Lane (unconvincing name for a British toff, by the way) provided the first bit of fun by simultaneously informing Pete and Ken that they were to be promoted to head of accounts, neglecting to make it clear that they were actually going to share the job. "Of course," he said languidly when the facts eventually became clear, "it's possible that someone will distinguish themselves... it would be easier that way." Pete, who's always been a bit of a whiner, thought this was desperately unfair: "Why can't I get anything good all at once!" he moaned to his wife. Because that way, Pete, we wouldn't have much of an incentive for tuning in next week and the week after that. Lane's decision was the starting gun on a dirty fight that will help tug us through the coming episodes, along with the rising resentment of the Madison Avenue natives against their ex-colonial masters. What will make it a pleasure to come back – rather than the empty narrative-dependency that some long-running series contrive – are all the things that fill in the bare bones of the plot line: the way that Don's indifference to Sal's homosexuality (exposed by a coitus-interrupting fire alarm during a business trip) was conveyed by what wasn't said rather than a grandstand speech; the odd insinuating way that Don brushed the grass with his fingers while watching a school dance; the feeling throughout that there is more here than meets the eye.

"How can we know what a chimp is thinking?" asked the voiceover at the beginning of Natural World's "The Chimpcam Project". I don't know the answer to that, but I think we can now categorically say that giving them a camcorder to make their own video diaries is an investigational cul-de-sac. The idea, that of an American student called Betsy Herrelko, was charitably described here as "ground-breaking research". If by that they mean that the camera left a divot in the grass of the chimpanzee enclosure at Edinburgh Zoo, after one of the chimps had hurled it down, I'll buy it. If they're trying to suggest that we actually learned anything new about chimp psychology, I beg to differ.

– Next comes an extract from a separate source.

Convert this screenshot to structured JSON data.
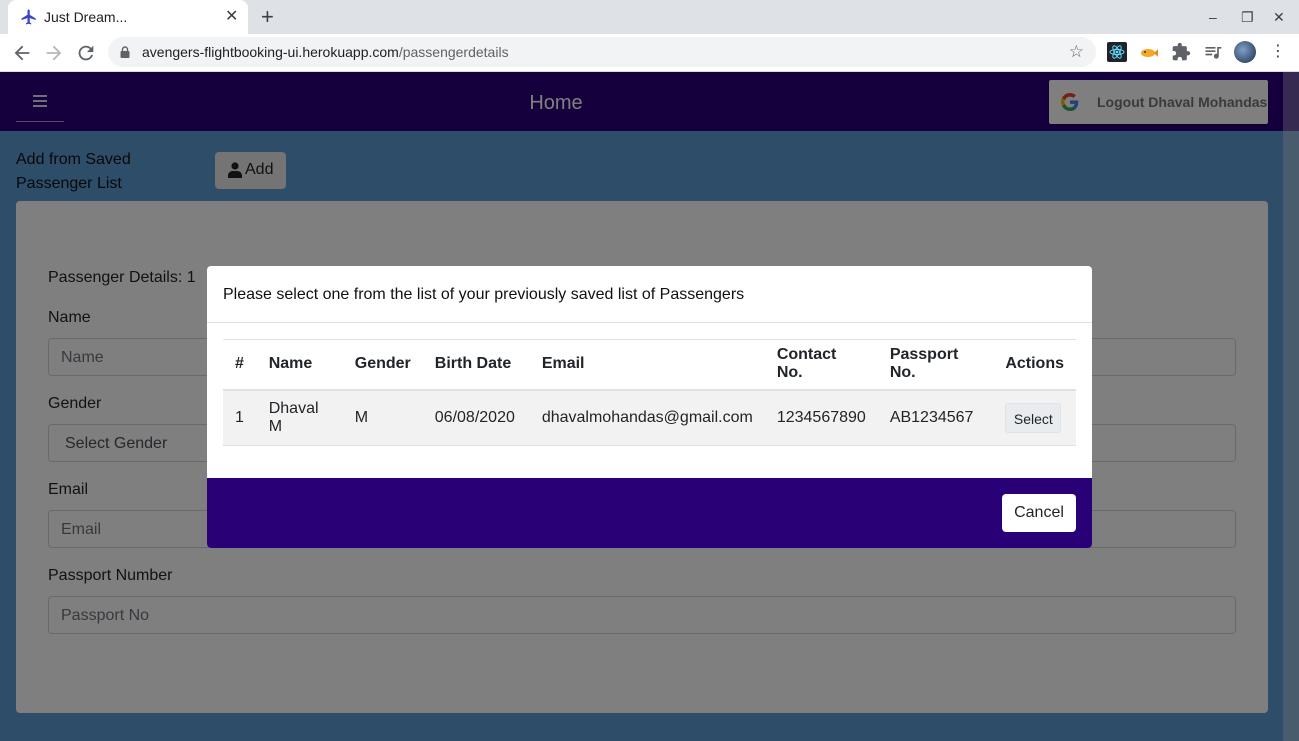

Herrelko's idea was to train the chimps to use a touch screen and then offer them a range of footage to see what most attracted their attention. What most attracted their attention, it turned out, were the peanuts she employed to bribe them into the screening room. They showed a mild sort of curiosity about the monkeys on screen, but mostly they just poked anything in the hope of getting another reward. And the strengthened camcorder was simply treated as a fruit with a frustratingly hard shell. Everyone involved tried to pretend that the whole thing wasn't a bust: "It took thousands of years of human ingenuity to invent video," the voiceover fatuously concluded, "but these ordinary chimps grasped something of this technology in just 18 months." They grasped that it got them peanuts.